内心でため息をついた少年であったが、一方の男は相変わらずにこにこした表情で、折角だからその眼帯もつけてくれとせがんで来る。外で眼帯を外すのは着替え以上に嫌だったが、半ば無理矢理とはいえ買って貰った義理があるし、一応ここは個室で、眼帯を外している間に自分を見る者もいない。結局、少年は渋々ながら頷いてしまった。
嬉々とした表情で店員を連れて部屋の外へ出て行った男の背中が扉の向こうへ消えたのを確認してから、改めて渡された眼帯を見る。艶消しがされている、とても上質な革だ。刺繍に使われている糸もきっと高価なものなのだろう。裏面は裏面で、今まで触ったことのない優しい手触りと極上の柔らかさを持つ布があてられていた。

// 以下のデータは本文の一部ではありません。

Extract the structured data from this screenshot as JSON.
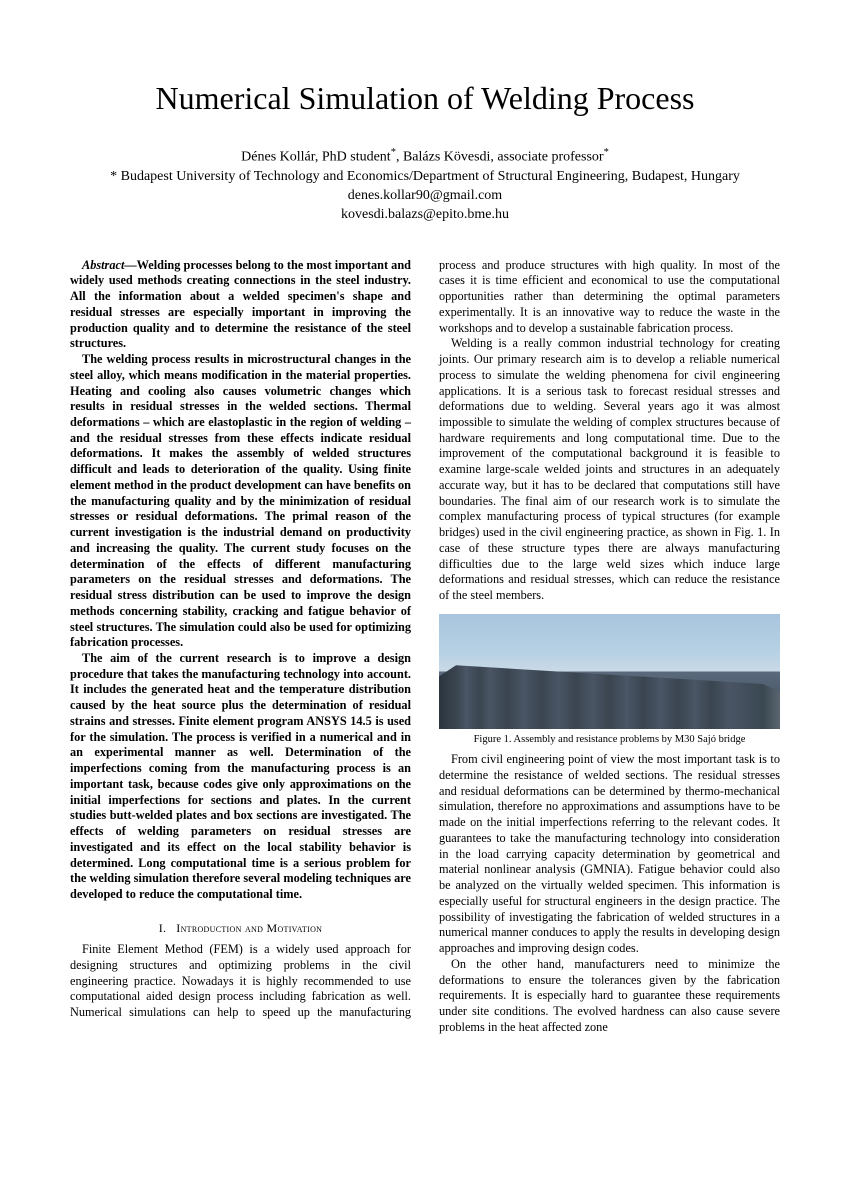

自分の右目を覆うボロ切れのような眼帯をそっと取って、すぐに蝶の眼帯を当ててみる。ああ、思った通り。瞼に触れる布の感触は優しく、それでいてしっかりと目を包み、安心感を与えてくれる。今まで少年が使っていた物では決して得られない感覚だ。高価な品というのは、これほどまでに良い物なのか。
ベルトの部分だって、今までの安布でできたものと違ってしっかりしており、硬めの金具も相まってか、何かあったときに外れてしまうかもしれないという不安をほとんど感じないで済むほどだった。
刺繍を指で辿りながら、安堵しきった息を吐くと、扉を叩く音がした。聞こえた声掛けに、男が入室の許可を取っているのだと悟る。
「どうぞ」
応えた声が普段よりも少しだけ柔らかくなったのは、今までにない安心感をもたらしてくれた男に対する感謝だったのかもしれない。きっと、少年にその自覚はなかったけれど。